Question 8. The five Dukes of Earl are scheduled to arrive at the royal palace on each of the first five days of May. Duke One is scheduled to arrive on the first day of May, Duke Two on the second, etc. Each Duke, upon arrival, can either kill the king or support the king. If he kills the king, he takes the king’s place, becomes the new king, and awaits the next Duke’s arrival. If he supports the king, all subsequent Dukes cancel their visits. A Duke’s first priority is to remain alive, and his second priority is to become king. Who is king on May 6?
Answer. I’ve answered this one here.
Question 9. Suppose the government mails every taxpayer a check for $300. Under a variety of assumptions, discuss the short run and long run effects on a variety of economic variables such as output, employment, the interest rate and the trade balance.
Answer. There are all kinds of directions to go with this one, but a few key points that I’d hope to find in any good solution. First, the answer depends on whether those $300 checks make people feel richer. If so, you’d expect them to respond by spending more and working less. In other words, they’ll want to consume more stuff while producing less. Where does that extra stuff come from? Presumably from abroad, so net imports rise. At the same time, competition for a limited supply of goods pushes the interest rate upward.

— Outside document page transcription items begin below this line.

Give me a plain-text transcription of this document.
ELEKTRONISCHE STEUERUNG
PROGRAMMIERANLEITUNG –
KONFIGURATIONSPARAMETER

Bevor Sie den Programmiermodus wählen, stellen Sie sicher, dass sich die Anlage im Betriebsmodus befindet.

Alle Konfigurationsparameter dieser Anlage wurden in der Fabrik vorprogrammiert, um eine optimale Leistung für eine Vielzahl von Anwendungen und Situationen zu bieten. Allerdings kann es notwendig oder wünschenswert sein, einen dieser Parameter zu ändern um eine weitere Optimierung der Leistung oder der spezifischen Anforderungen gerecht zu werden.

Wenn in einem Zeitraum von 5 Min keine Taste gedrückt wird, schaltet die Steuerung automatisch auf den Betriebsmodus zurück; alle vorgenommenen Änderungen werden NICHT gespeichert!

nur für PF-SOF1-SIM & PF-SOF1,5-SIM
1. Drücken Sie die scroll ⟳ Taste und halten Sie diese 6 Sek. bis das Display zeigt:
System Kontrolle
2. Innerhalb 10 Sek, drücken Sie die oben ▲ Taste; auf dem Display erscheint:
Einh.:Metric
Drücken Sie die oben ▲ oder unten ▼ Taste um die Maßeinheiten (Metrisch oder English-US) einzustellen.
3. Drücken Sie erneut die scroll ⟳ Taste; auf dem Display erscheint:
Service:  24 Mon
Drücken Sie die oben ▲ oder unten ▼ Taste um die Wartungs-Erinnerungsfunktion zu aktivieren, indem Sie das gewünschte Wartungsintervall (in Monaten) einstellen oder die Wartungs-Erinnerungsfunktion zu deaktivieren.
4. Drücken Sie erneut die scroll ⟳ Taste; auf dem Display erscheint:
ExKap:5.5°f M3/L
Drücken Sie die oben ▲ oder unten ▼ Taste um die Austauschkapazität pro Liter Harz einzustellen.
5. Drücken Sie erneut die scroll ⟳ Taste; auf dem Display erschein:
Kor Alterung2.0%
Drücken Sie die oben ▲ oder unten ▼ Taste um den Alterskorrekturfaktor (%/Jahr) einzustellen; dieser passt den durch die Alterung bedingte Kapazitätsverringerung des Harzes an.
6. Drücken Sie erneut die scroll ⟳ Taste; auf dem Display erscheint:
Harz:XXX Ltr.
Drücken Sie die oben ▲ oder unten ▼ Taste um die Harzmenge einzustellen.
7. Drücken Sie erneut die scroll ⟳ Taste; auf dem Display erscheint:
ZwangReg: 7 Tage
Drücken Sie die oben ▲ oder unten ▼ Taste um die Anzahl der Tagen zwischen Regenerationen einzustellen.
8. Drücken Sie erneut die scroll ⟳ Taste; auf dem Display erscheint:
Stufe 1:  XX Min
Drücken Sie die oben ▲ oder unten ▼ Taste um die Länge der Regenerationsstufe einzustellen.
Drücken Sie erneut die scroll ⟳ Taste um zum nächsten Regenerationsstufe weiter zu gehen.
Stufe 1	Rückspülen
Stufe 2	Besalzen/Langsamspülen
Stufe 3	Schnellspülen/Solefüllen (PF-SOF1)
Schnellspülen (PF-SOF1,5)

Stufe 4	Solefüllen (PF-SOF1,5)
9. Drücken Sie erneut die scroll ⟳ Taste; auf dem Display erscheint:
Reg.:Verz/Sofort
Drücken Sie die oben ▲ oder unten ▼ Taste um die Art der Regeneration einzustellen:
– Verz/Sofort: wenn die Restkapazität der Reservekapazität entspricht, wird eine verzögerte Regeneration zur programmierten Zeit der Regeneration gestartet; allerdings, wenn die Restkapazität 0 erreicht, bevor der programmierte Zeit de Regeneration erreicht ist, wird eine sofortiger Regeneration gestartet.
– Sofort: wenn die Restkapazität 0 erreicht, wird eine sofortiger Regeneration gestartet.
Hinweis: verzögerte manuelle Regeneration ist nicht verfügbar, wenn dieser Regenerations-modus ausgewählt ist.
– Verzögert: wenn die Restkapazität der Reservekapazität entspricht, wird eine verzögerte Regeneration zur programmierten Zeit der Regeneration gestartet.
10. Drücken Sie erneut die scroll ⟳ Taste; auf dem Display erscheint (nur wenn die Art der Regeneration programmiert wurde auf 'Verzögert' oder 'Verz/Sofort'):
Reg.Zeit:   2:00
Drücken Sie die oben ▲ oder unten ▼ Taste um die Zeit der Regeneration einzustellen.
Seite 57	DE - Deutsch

From there, a good answer can go in any number of directions: How does the story change in a world of imperfect markets? In what ways does it depend on the nature of those imperfections? And under what circumstances should we buy the assumption that those checks (in tandem with the combination of future tax liabilities and cuts in government services that will be necessary to fund them) really do make people feel richer? In what circumstances do they make people feel poorer (in which case all the effects are reversed)? And so on.
Question 10. Suppose you want to study the effect of education on wages. You have wage data for 100 pairs of siblings, where one member of each pair attended college and one didn’t. Based on these data, you make some estimates. Now you learn that all 100 pairs of siblings are in fact twins. Does this increase or decrease your confidence in your results? Make some arguments in both directions.
Answer. There are several things to say here, but here’s one that I was hoping for: If John goes to college and his younger brother Joe doesn’t, it might be because John and Joe are very different people—or it might be because their parents went bankrupt in the interim. On the other hand, if John and Joe are twins, the interim bankruptcy is ruled out, so we can be sure that John and Joe were somehow different. Let me repeat that: The fact that they are twins should make us more certain that there’s something different about them, not less—because it rules out a lot of alternative explanations for why only one of them went to college. That intrinsic difference should make you more skeptical of your results.